C’est que le Mexique, en pleine ébullition artistique et politique, la prend à la gorge. La misère lui rappelle son Italie natale, ravivant et nourrissant la conscience sociale de cette fille de socialiste. « Au modernisme de Weston dont elle a hérité, Modotti apporte une dimension politique et une véritable puissance documentaire », souligne Sam Stourdzé, qui lui avait consacré une exposition en 2000 au festival d’Arles, qu’il dirige aujourd’hui.

Contrairement à son amant, la jeune femme est persuadée qu’une photo ne peut se réduire à une simple recherche esthétique, mais qu’elle doit refléter la réalité sociale d’un pays. Alors elle combine les deux en virtuose. Dans cette nature morte composée d’une cartouchière, d’un épi de maïs et d’une guitare pour symboliser le pays en lutte. Dans ce célèbre portrait d’une Indienne portant un drapeau rouge.

Weston, lui, est loin de tout cela. D’autant que leur couple arrive en bout de course. Chacun mène sa vie. De plus en plus militante pour elle, qui a adhéré au parti communiste en 1927, quand lui réalise ses plus belles photos après son retour à Los Angeles, isolant des légumes, des fruits, des coquillages de leur contexte dans une photographie directe, intemporelle, chargée d’une puissance érotique.
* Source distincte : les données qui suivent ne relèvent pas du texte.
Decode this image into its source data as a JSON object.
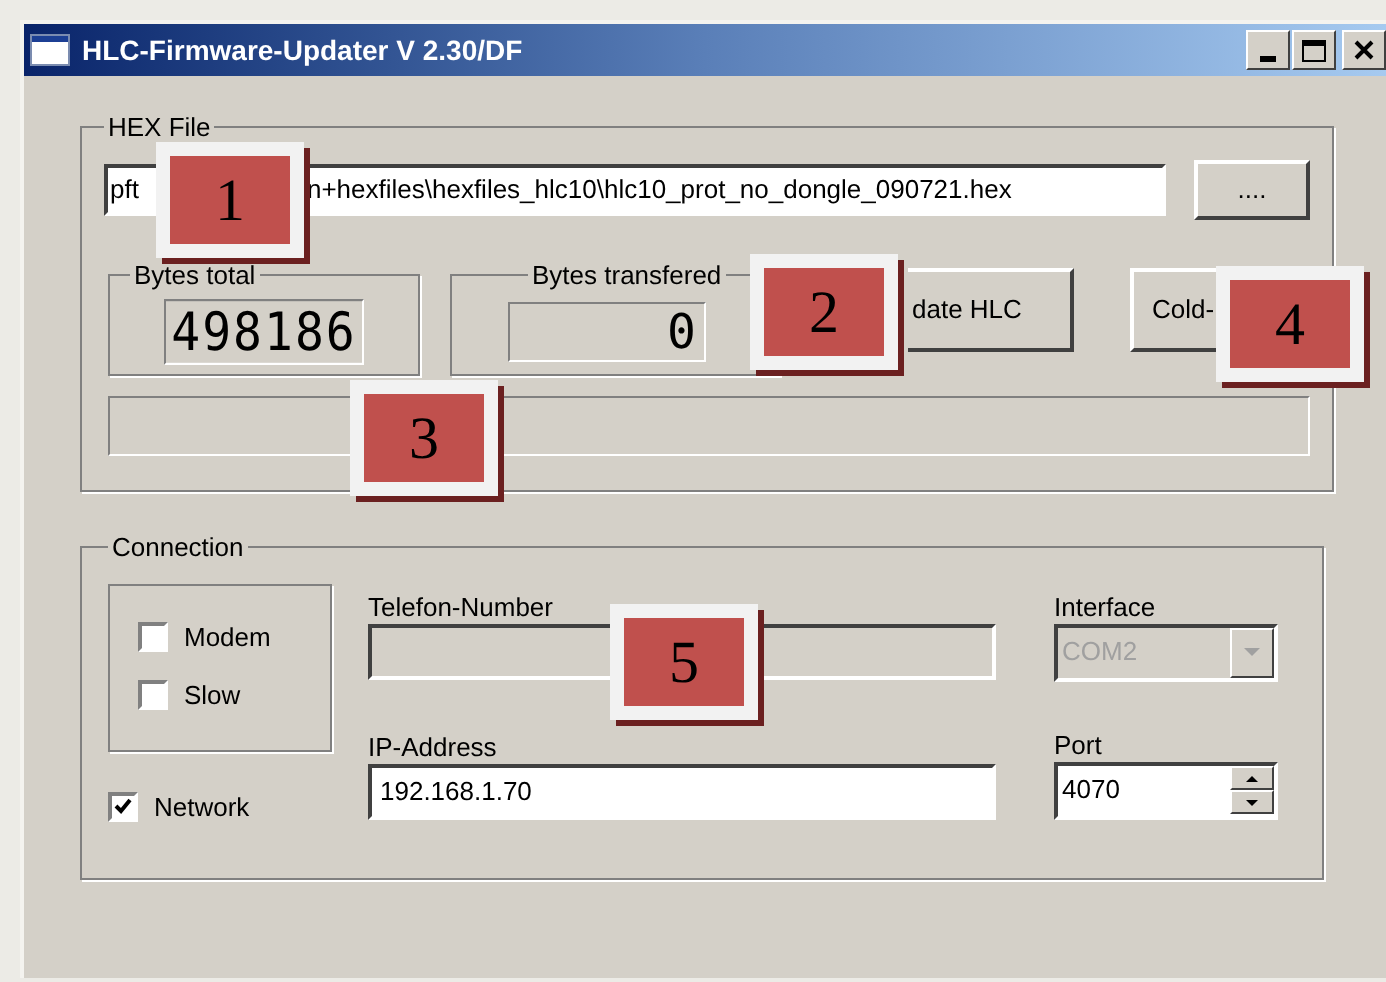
{
  "window": {
    "title": "HLC-Firmware-Updater V 2.30/DF"
  },
  "hex_file": {
    "title": "HEX File",
    "path_start": "pft",
    "path_end": "n+hexfiles\\hexfiles_hlc10\\hlc10_prot_no_dongle_090721.hex",
    "browse_button": "....",
    "bytes_total": {
      "label": "Bytes total",
      "value": "498186"
    },
    "bytes_transferred": {
      "label": "Bytes transfered",
      "value": "0"
    },
    "update_button": "date HLC",
    "cold_button": "Cold-",
    "progress": {
      "level": 0
    }
  },
  "connection": {
    "title": "Connection",
    "options": [
      {
        "label": "Modem",
        "checked": false
      },
      {
        "label": "Slow",
        "checked": false
      }
    ],
    "network": {
      "label": "Network",
      "checked": true
    },
    "telefon": {
      "label": "Telefon-Number"
    },
    "ip": {
      "label": "IP-Address",
      "value": "192.168.1.70"
    },
    "interface": {
      "label": "Interface",
      "value": "COM2",
      "disabled": true
    },
    "port": {
      "label": "Port",
      "value": "4070"
    }
  },
  "callouts": [
    {
      "label": "1"
    },
    {
      "label": "2"
    },
    {
      "label": "3"
    },
    {
      "label": "4"
    },
    {
      "label": "5"
    }
  ]
}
Sa vie bascule dans la tragédie

Julio Antonio Mella/ Photo de Tina Modotti/1928

Ils s’écrivent pendant plusieurs années, avec tendresse, lui étant le seul avec lequel elle peut encore parler de photographie.

Mais la carrière de Tina Modotti bascule dans la tragédie.

En 1929, Julio Antonio Mella, un jeune militant cubain qui partage sa vie, est assassiné sous ses yeux. Un an plus tard, elle est expulsée du Mexique du fait de ses activités politiques.

Mexico fin 1928

Réfugiée à Berlin, elle est incapable de vivre de la photo. Alors, elle abandonne. L’URSS étant le seul pays prêt à l’accueillir, elle atterrit à Moscou six mois plus tard, parcourt l’Europe pour délivrer aux agents du Komintern de l’argent ou des faux papiers, avant de filer en Espagne en pleine guerre civile. Elle regagne le Mexique en 1939. Eteinte, anéantie, elle est emportée par une crise cardiaque en 1942.

Il a fallu du temps pour redécouvrir son œuvre, composée de quelque cinq cents clichés. Jusqu’à l’expo de Sam Stourdzé, celles qui lui étaient consacrées donnaient essentiellement à voir ses nus signés Weston, perpétuant ce titre d’une exposition commune à Mexico, qui l’avait mise en rage : « L’empereur de la photographie et la ravissante Tina Modotti », pouvait-on lire sur l’affiche. Le lot de la plupart des artistes femmes modernes.

A voir
« Couples modernes. 1900-1950 », jusqu’au 20 août, Centre Pompidou-Metz. Catalogue, sous la direction d’Emma Lavigne, coéd. Gallimard/ Centre Pompidou-Metz, 480 p., 49 euros

À lire (entre autres) :
Tina Modotti. Amour, art et révolution, de Margaret Hooks, éd. Anatolia, 364 p. Une biographie idéale.


Tina, ou la beauté incendiée, de Pino Cacucci, Belfond, 262 p.

Tina Modotti, de Bernadette Costa-Prades, éd. Philippe Rey, 208 p.

Présentation de l’’auteur : Bernadette Costa-Prades est journaliste et auteur de nombreux livres dans le domaine de la psychanalyse. C’est avec ce bagage qu’elle aborde les grands destins de femmes, explore leur vie amoureuse, tente de comprendre leurs engagements, les ressorts de leur créativité. Elle écrit ses biographies comme des romans, même si tous les faits sont eux bien réels. Elle a publié chez Phébus/Libretto les vies de Simone de Beauvoir, Frida Kahlo, et Niki de Saint Phalle.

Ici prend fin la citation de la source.